L’appoggio dei piedi sulla palla grande, morbida e instabile, rende ancora più efficace un esercizio perfetto per le donne grazie al suo effetto push-up

ok ALESSANDRA MORIGGI - SENIOR TEACHER TRAINER COVATECH PILATES SCHOOL

Tutte le appassionate di fitness conoscono il Ponte, noto anche come Bridging o Bottom lift: è uno degli esercizi più comuni per dare ai glutei un effetto push up. Il focus del lavoro, infatti, è proprio sul fondoschiena, i cui muscoli vengono attivati in profondità e modellati, ma anche sulla parte posteriore delle cosce, perché si rinforzano i bicipiti femorali, dal cui tono dipende l’estetica di quel punto critico, nel passaggio dal gluteo alla gamba. Come racconta Anna Maria Cova, fisioterapista e fondatrice della CovaTech Pilates School, il Bottom lift è un esercizio che in questa tecnica di training compare in numerose varianti, sulle grandi macchine o a corpo libero. L’esperta ne suggerisce una con l’ausilio della Fitball.

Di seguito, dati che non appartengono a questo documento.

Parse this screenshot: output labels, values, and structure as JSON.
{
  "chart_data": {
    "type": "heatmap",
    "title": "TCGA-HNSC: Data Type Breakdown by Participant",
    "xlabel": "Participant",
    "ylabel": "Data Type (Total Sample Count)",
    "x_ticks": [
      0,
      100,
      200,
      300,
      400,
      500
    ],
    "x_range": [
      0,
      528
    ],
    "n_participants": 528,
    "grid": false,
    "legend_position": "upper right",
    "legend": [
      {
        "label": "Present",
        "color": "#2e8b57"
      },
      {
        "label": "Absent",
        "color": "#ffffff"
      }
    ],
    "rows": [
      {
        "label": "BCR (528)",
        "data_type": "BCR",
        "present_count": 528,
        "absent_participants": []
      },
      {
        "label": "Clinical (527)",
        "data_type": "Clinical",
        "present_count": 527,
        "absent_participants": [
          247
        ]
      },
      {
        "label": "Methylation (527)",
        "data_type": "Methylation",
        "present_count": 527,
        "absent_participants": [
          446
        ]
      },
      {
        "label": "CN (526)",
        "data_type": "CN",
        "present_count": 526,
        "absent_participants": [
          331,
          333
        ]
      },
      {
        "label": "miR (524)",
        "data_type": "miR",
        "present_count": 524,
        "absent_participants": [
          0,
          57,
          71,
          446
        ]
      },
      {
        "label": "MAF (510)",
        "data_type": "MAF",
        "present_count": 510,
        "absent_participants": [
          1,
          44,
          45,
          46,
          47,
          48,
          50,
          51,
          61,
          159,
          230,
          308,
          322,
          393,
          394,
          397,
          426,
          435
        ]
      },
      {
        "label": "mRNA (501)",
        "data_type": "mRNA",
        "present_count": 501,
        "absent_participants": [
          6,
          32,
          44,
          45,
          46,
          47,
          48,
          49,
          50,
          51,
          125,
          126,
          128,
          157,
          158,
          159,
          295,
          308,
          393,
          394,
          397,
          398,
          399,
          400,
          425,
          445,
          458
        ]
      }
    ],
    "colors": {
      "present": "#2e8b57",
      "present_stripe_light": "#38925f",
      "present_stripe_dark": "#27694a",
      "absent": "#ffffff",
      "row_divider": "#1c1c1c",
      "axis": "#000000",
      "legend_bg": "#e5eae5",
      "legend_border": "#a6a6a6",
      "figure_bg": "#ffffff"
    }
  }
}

La palla grande del fitness esiste in più varianti, di dimensioni diverse adattabili all’altezza dell’utilizzatore, ed è una compagna di allenamento molto efficace.

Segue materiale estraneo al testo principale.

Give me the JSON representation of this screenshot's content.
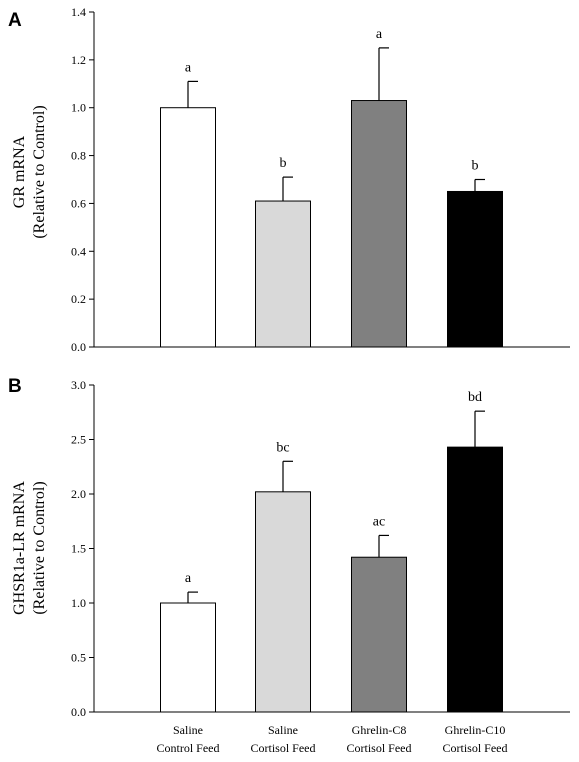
{
  "chart_data": [
    {
      "type": "bar",
      "panel_label": "A",
      "categories": [
        "Saline\nControl Feed",
        "Saline\nCortisol Feed",
        "Ghrelin-C8\nCortisol Feed",
        "Ghrelin-C10\nCortisol Feed"
      ],
      "values": [
        1.0,
        0.61,
        1.03,
        0.65
      ],
      "errors": [
        0.11,
        0.1,
        0.22,
        0.05
      ],
      "significance_labels": [
        "a",
        "b",
        "a",
        "b"
      ],
      "bar_colors": [
        "#ffffff",
        "#d9d9d9",
        "#808080",
        "#000000"
      ],
      "ylabel_line1": "GR mRNA",
      "ylabel_line2": "(Relative to Control)",
      "ylim": [
        0,
        1.4
      ],
      "yticks": [
        "0.0",
        "0.2",
        "0.4",
        "0.6",
        "0.8",
        "1.0",
        "1.2",
        "1.4"
      ]
    },
    {
      "type": "bar",
      "panel_label": "B",
      "categories": [
        "Saline\nControl Feed",
        "Saline\nCortisol Feed",
        "Ghrelin-C8\nCortisol Feed",
        "Ghrelin-C10\nCortisol Feed"
      ],
      "values": [
        1.0,
        2.02,
        1.42,
        2.43
      ],
      "errors": [
        0.1,
        0.28,
        0.2,
        0.33
      ],
      "significance_labels": [
        "a",
        "bc",
        "ac",
        "bd"
      ],
      "bar_colors": [
        "#ffffff",
        "#d9d9d9",
        "#808080",
        "#000000"
      ],
      "ylabel_line1": "GHSR1a-LR mRNA",
      "ylabel_line2": "(Relative to Control)",
      "ylim": [
        0,
        3.0
      ],
      "yticks": [
        "0.0",
        "0.5",
        "1.0",
        "1.5",
        "2.0",
        "2.5",
        "3.0"
      ]
    }
  ],
  "x_labels": [
    {
      "line1": "Saline",
      "line2": "Control Feed"
    },
    {
      "line1": "Saline",
      "line2": "Cortisol Feed"
    },
    {
      "line1": "Ghrelin-C8",
      "line2": "Cortisol Feed"
    },
    {
      "line1": "Ghrelin-C10",
      "line2": "Cortisol Feed"
    }
  ]
}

L’efficacia dell’instabilità

Il Ponte con la Fitball è più efficace rispetto alla corrispondente versione a corpo libero grazie alla presenza di un supporto instabile. La palla, infatti, viene collocata sotto ai piedi e durante tutta la sequenza è indispensabile attivare in profondità i muscoli stabilizzatori del corpo, per evitare di perdere l’equilibrio e per controllare la postura corretta. Non si ha quindi solo un lavoro costante dei glutei e dei femorali, durante la salita e la discesa del bacino, ma anche gli addominali sono chiamati a contrastare la cedevolezza e la tendenza della Fitball a spostarsi e a rotolare.

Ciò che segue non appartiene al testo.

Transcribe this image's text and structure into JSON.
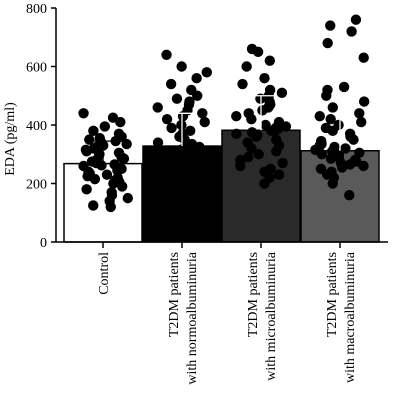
{
  "chart_data": {
    "type": "bar",
    "title": "",
    "xlabel": "",
    "ylabel": "EDA (pg/ml)",
    "ylim": [
      0,
      800
    ],
    "yticks": [
      0,
      200,
      400,
      600,
      800
    ],
    "grid": false,
    "categories": [
      {
        "lines": [
          "Control"
        ]
      },
      {
        "lines": [
          "T2DM patients",
          "with normoalbuminuria"
        ]
      },
      {
        "lines": [
          "T2DM patients",
          "with microalbuminuria"
        ]
      },
      {
        "lines": [
          "T2DM patients",
          "with macroalbuminuria"
        ]
      }
    ],
    "bars": [
      {
        "value": 268,
        "error_upper": 345,
        "fill": "#ffffff"
      },
      {
        "value": 328,
        "error_upper": 440,
        "fill": "#000000"
      },
      {
        "value": 382,
        "error_upper": 500,
        "fill": "#2a2a2a"
      },
      {
        "value": 312,
        "error_upper": 440,
        "fill": "#5a5a5a"
      }
    ],
    "points": [
      [
        120,
        125,
        140,
        150,
        160,
        170,
        180,
        190,
        200,
        205,
        210,
        215,
        220,
        225,
        230,
        235,
        240,
        245,
        250,
        255,
        260,
        262,
        265,
        270,
        275,
        280,
        285,
        290,
        295,
        300,
        305,
        310,
        315,
        320,
        325,
        330,
        335,
        340,
        345,
        350,
        355,
        360,
        370,
        380,
        395,
        410,
        425,
        440
      ],
      [
        170,
        180,
        190,
        200,
        210,
        220,
        230,
        240,
        250,
        255,
        260,
        265,
        270,
        275,
        280,
        285,
        290,
        295,
        300,
        305,
        310,
        315,
        320,
        325,
        330,
        335,
        340,
        350,
        360,
        370,
        380,
        390,
        400,
        410,
        420,
        430,
        440,
        450,
        460,
        470,
        480,
        490,
        500,
        520,
        540,
        560,
        580,
        600,
        640
      ],
      [
        200,
        220,
        230,
        240,
        250,
        260,
        270,
        280,
        290,
        300,
        310,
        320,
        330,
        340,
        350,
        360,
        365,
        370,
        375,
        380,
        385,
        390,
        395,
        400,
        410,
        420,
        430,
        440,
        450,
        460,
        470,
        480,
        490,
        500,
        510,
        520,
        540,
        560,
        600,
        620,
        650,
        660
      ],
      [
        160,
        200,
        220,
        230,
        240,
        250,
        255,
        260,
        265,
        270,
        275,
        280,
        285,
        290,
        295,
        300,
        305,
        310,
        315,
        320,
        325,
        330,
        335,
        340,
        345,
        350,
        360,
        370,
        380,
        390,
        400,
        410,
        420,
        430,
        440,
        460,
        480,
        500,
        520,
        530,
        630,
        680,
        720,
        740,
        760
      ]
    ]
  }
}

Come si esegue l’esercizio

Durante la saluta espirate, mentre la discesa è accompagnata dall’inspirazione. L’esercizio può essere eseguito in modo più dinamico, con una sequenza di sali-scendi continua, oppure con una tenuta di una decina di secondi della posizione più elevata del bacino. Effettuate 5-10 ripetizioni, secondo il vostro livello di allenamento, e non preoccupatevi di staccare i glutei dal suolo in modo molto pronunciato fin dalle prime volte: l’efficacia del lavoro non dipende infatti dall’ampiezza del movimento, che è condizionata anche da fattori individuali come la mobilità e la scioltezza e che comunque aumenterà progressivamente.